Although cartographers and photogrammetrists spend much of their time in offices, certain jobs require extensive travel to locations that are being mapped.
How to Become a Cartographer or Photogrammetrist
A bachelor’s degree in cartography, geography, geomatics (the discipline that combines the science, engineering, math, and art of collecting and managing geographically referenced information), or surveying is the most common path of entry into this occupation. Cartographers and photogrammetrists must be licensed in some states.
Employment of cartographers and photogrammetrists is projected to grow 29 percent from 2014 to 2024, much faster than the average for all occupations. The increasing use of maps for government planning should fuel employment growth. For this reason, job prospects are likely to be excellent.
This occupation supported 12,100 jobs in 2012 and 12,300 jobs in 2014, reflecting an increase of 1.7%. In 2012, this occupation was projected to increase by 19.8% in 2022 to 14,500 jobs.

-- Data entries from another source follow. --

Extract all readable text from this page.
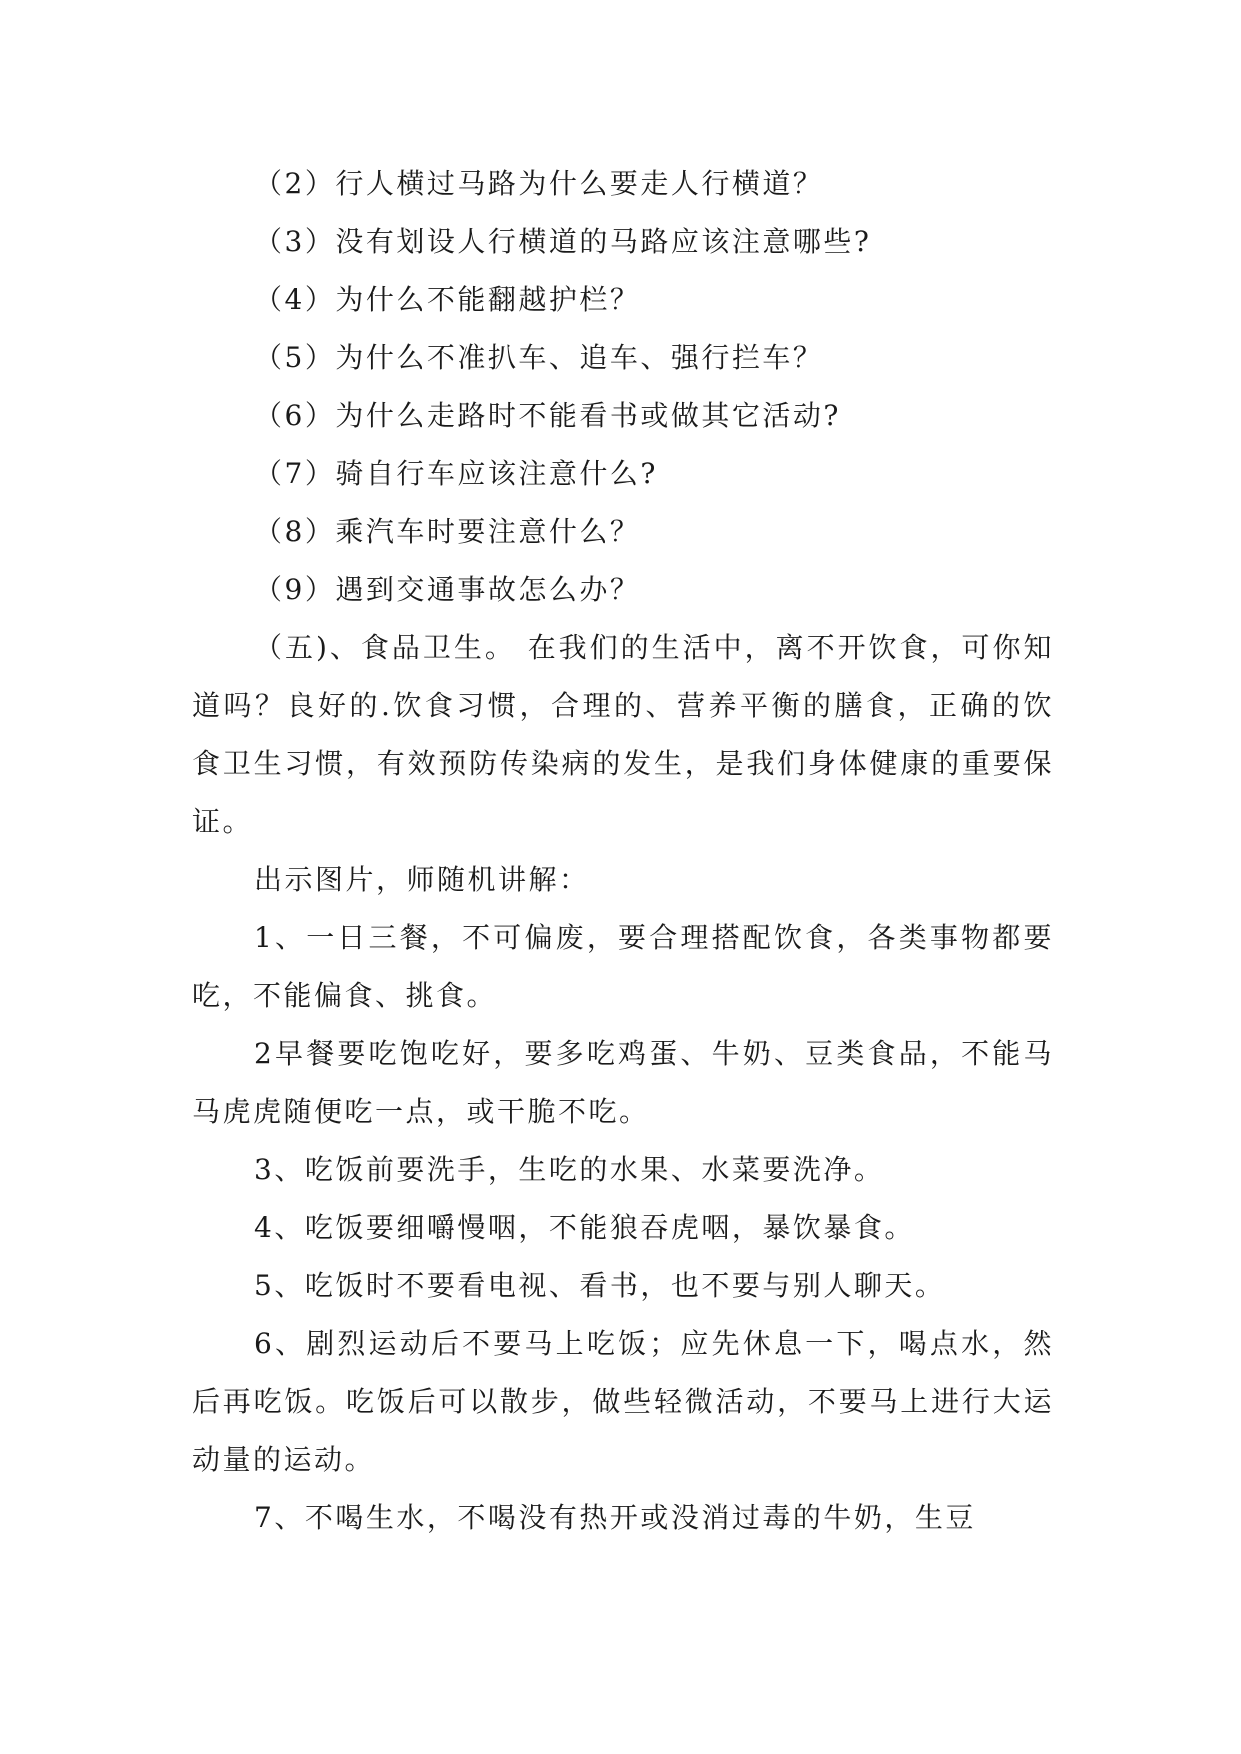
（2）行人横过马路为什么要走人行横道？

（3）没有划设人行横道的马路应该注意哪些?

（4）为什么不能翻越护栏？

（5）为什么不准扒车、追车、强行拦车？

（6）为什么走路时不能看书或做其它活动?

（7）骑自行车应该注意什么?

（8）乘汽车时要注意什么？

（9）遇到交通事故怎么办？

（五)、食品卫生。 在我们的生活中，离不开饮食，可你知道吗？良好的.饮食习惯，合理的、营养平衡的膳食，正确的饮食卫生习惯，有效预防传染病的发生，是我们身体健康的重要保证。

出示图片，师随机讲解：

1、一日三餐，不可偏废，要合理搭配饮食，各类事物都要吃，不能偏食、挑食。

2早餐要吃饱吃好，要多吃鸡蛋、牛奶、豆类食品，不能马马虎虎随便吃一点，或干脆不吃。

3、吃饭前要洗手，生吃的水果、水菜要洗净。

4、吃饭要细嚼慢咽，不能狼吞虎咽，暴饮暴食。

5、吃饭时不要看电视、看书，也不要与别人聊天。

6、剧烈运动后不要马上吃饭；应先休息一下，喝点水，然后再吃饭。吃饭后可以散步，做些轻微活动，不要马上进行大运动量的运动。

7、不喝生水，不喝没有热开或没消过毒的牛奶，生豆
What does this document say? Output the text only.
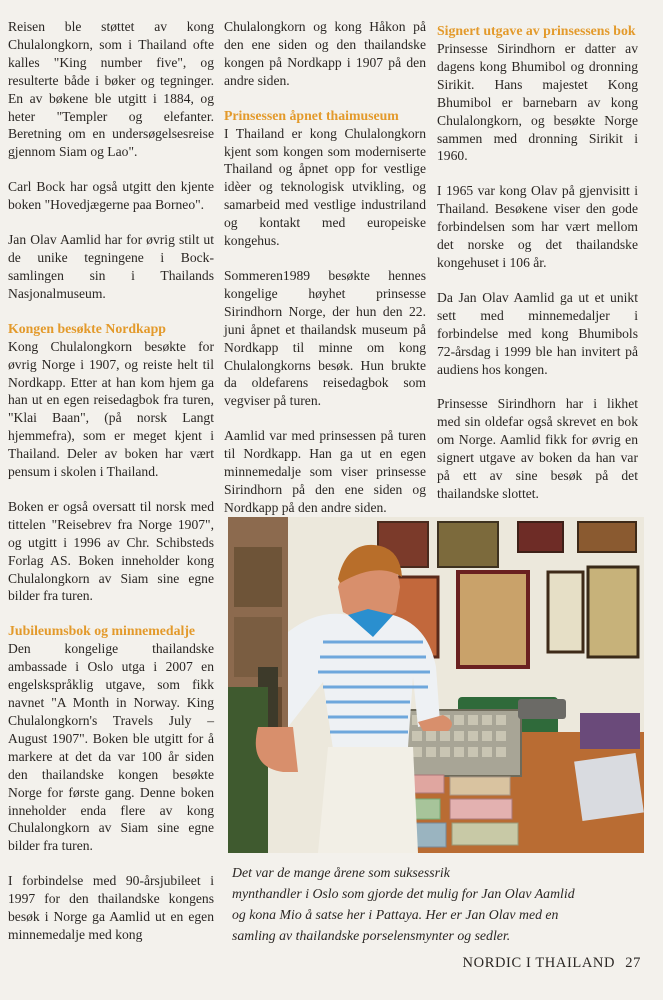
Reisen ble støttet av kong Chulalongkorn, som i Thailand ofte kalles "King number five", og resulterte både i bøker og tegninger. En av bøkene ble utgitt i 1884, og heter "Templer og elefanter. Beretning om en undersøgelsesreise gjennom Siam og Lao".

Carl Bock har også utgitt den kjente boken "Hovedjægerne paa Borneo".

Jan Olav Aamlid har for øvrig stilt ut de unike tegningene i Bock-samlingen sin i Thailands Nasjonalmuseum.

Kongen besøkte Nordkapp

Kong Chulalongkorn besøkte for øvrig Norge i 1907, og reiste helt til Nordkapp. Etter at han kom hjem ga han ut en egen reisedagbok fra turen, "Klai Baan", (på norsk Langt hjemmefra), som er meget kjent i Thailand. Deler av boken har vært pensum i skolen i Thailand.

Boken er også oversatt til norsk med tittelen "Reisebrev fra Norge 1907", og utgitt i 1996 av Chr. Schibsteds Forlag AS. Boken inneholder kong Chulalongkorn av Siam sine egne bilder fra turen.

Jubileumsbok og minnemedalje

Den kongelige thailandske ambassade i Oslo utga i 2007 en engelskspråklig utgave, som fikk navnet "A Month in Norway. King Chulalongkorn's Travels July – August 1907". Boken ble utgitt for å markere at det da var 100 år siden den thailandske kongen besøkte Norge for første gang. Denne boken inneholder enda flere av kong Chulalongkorn av Siam sine egne bilder fra turen.

I forbindelse med 90-årsjubileet i 1997 for den thailandske kongens besøk i Norge ga Aamlid ut en egen minnemedalje med kong

Chulalongkorn og kong Håkon på den ene siden og den thailandske kongen på Nordkapp i 1907 på den andre siden.

Prinsessen åpnet thaimuseum

I Thailand er kong Chulalongkorn kjent som kongen som moderniserte Thailand og åpnet opp for vestlige idèer og teknologisk utvikling, og samarbeid med vestlige industriland og kontakt med europeiske kongehus.

Sommeren1989 besøkte hennes kongelige høyhet prinsesse Sirindhorn Norge, der hun den 22. juni åpnet et thailandsk museum på Nordkapp til minne om kong Chulalongkorns besøk. Hun brukte da oldefarens reisedagbok som vegviser på turen.

Aamlid var med prinsessen på turen til Nordkapp. Han ga ut en egen minnemedalje som viser prinsesse Sirindhorn på den ene siden og Nordkapp på den andre siden.

Signert utgave av prinsessens bok

Prinsesse Sirindhorn er datter av dagens kong Bhumibol og dronning Sirikit. Hans majestet Kong Bhumibol er barnebarn av kong Chulalongkorn, og besøkte Norge sammen med dronning Sirikit i 1960.

I 1965 var kong Olav på gjenvisitt i Thailand. Besøkene viser den gode forbindelsen som har vært mellom det norske og det thailandske kongehuset i 106 år.

Da Jan Olav Aamlid ga ut et unikt sett med minnemedaljer i forbindelse med kong Bhumibols 72-årsdag i 1999 ble han invitert på audiens hos kongen.

Prinsesse Sirindhorn har i likhet med sin oldefar også skrevet en bok om Norge. Aamlid fikk for øvrig en signert utgave av boken da han var på ett av sine besøk på det thailandske slottet.

Det var de mange årene som suksessrik

mynthandler i Oslo som gjorde det mulig for Jan Olav Aamlid

og kona Mio å satse her i Pattaya. Her er Jan Olav med en

samling av thailandske porselensmynter og sedler.

NORDIC I THAILAND 27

As of 2014, to keep pace with prediction, the expected number of jobs was 12,500, compared with an observed value of 12,300, 1.6% lower than expected. This indicates current employment trends are about on track with the 2012 trend within this occupation. In 2014, this occupation was projected to increase by 29.8% in 2024 to 15,900 jobs. Linear extrapolation of the 2012 projection for 2022 results in an expected number of 14,900 jobs for 2024, 6.3% lower than the 2014 projection for 2024. This indicates expectations for future employment trends are much better than the 2012 trend within this occupation.